When the sister said to my wife, “That’s what I think and you can tell Jerrie if you want to!”, Gail replied, “I don’t want to.  I don’t carry messages to my husband.  Jerrie will be glad to hear what you think.”  She came.  I listened and responded.  Gail set a precedent in that church:  people who wanted me to know something should talk to me.

How do you handle “messages being delivered to the wrong mailbox”?

3 Ways I Helped Get Myself Fired

Why Would Anyone Want to Release a Good Preacher Like Me?

In a previous post, The Best Day of the Week to Fire Your Preacher, I told of the way my dismissal was mishandled.  There is certainly a better way and a better time to tell a preacher he needs to leave.

But the elder who did this wasn’t a vicious man.  He was a gentle man.  He didn’t enjoy what he did that day.  He had only served as an elder six months.  He was influenced by a small group of discontented people.  He didn’t come up with the the idea to advise me to leave.

For seven or eight years after the painful day, I felt I was the victim.  He did everything wrong.  I did everything right.  I couldn’t help it.

Then I started thinking.  Why would people ask him to ask me to leave?  Why didn’t they talk to me?  Why was I so surprised?  The idea of resigning, as he suggested, never entered my mind.  I loved the people in that congregation.  The church had grown every year since I came.  We enjoyed the community.  I planned to go to heaven from Madisonville, Kentucky.

Why were people upset?

The reason people do what they do is because they believe it is the right thing to do.
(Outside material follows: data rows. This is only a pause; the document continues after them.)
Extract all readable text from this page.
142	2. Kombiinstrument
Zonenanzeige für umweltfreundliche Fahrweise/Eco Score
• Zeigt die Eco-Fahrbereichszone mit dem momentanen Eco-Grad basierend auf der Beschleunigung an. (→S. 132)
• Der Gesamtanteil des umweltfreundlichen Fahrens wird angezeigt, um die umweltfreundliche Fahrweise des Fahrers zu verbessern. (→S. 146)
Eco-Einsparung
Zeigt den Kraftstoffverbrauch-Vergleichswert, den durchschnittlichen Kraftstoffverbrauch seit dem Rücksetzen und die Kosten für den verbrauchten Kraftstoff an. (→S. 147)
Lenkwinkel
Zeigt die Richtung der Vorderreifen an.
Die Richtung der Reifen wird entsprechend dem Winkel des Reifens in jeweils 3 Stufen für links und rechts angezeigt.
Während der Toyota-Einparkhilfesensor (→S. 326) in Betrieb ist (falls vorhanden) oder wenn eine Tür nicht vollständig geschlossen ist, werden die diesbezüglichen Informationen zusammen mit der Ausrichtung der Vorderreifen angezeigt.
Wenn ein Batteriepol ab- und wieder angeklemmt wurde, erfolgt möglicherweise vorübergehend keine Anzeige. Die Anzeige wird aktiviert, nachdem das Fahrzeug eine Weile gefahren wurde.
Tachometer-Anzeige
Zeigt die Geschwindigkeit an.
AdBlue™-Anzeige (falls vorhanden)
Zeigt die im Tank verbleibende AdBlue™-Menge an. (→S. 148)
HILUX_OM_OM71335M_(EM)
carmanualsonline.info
Click To Tweet

“Every way of a man is right in his own eyes,
But the Lord weighs the hearts” (Proverbs 21:2, NKJV).

What Did I Do to Give People Reason to Be Upset?

1.  I didn’t handle anger well.  I worked hard.  I expected perfection from myself and others.  Others and myself didn’t do everything right.  I was frustrated.  About every six to nine months, I preached a “mad” sermon.  I thought I was “preaching the truth without fear or favor.”  However, I was venting my own frustration.  I can hear it now in my memory.  There was certainty and disdain as I told the brethren how they needed to repent and do better.

2.  I feared, avoided, and ran from any criticism.  I thought if anyone criticized me I might be fired.  The solution was never hear criticism.  Years later, I was told by a counselor, “If you will communicate continually you don’t want criticism, not many will criticize you…until they get ready to fire you.”  He was on target.

When I won’t allow others to tell where I’m missing expectations, there’s no way to relieve the pressure and natural differences.  One day, after I had been told to resign and was already looking for a church where brethren would appreciate a great preacher, a sister came to see me.  She said, “Jerrie, you talk like you’re better than everybody else.  You talk down to people.  You talk like you’re right and everybody else is wrong.”

My reply, “Why, I don’t do that!  I don’t think I’m better than everyone else.  You’re wrong.”  It took years to recount more objectively the conversation and understand I did exactly what she said I was doing.

3.  I didn’t have a trusted friend, mentor, or counselor who might have helped me deal with my anger, and evaluate perceived, actual, or needed criticism.  I had fears of what others thought but I was afraid to give them permission to tell me.  I didn’t know or trust anyone to help sort through my doubts, lack of knowledge, and frustrations.

One of my helpful prayers is:

“Search me, O God, and know my heart;
Try me, and know my anxieties;
And see if there is any wicked way in me,
And lead me in the way everlasting” (Psalm 139:23, 24).

If I can’t find a way to improve a painful event, I am a victim and will be hurt again by the next person who wants to hurt me.

Is there another person who helped get himself or herself fired?  What did you learn from that?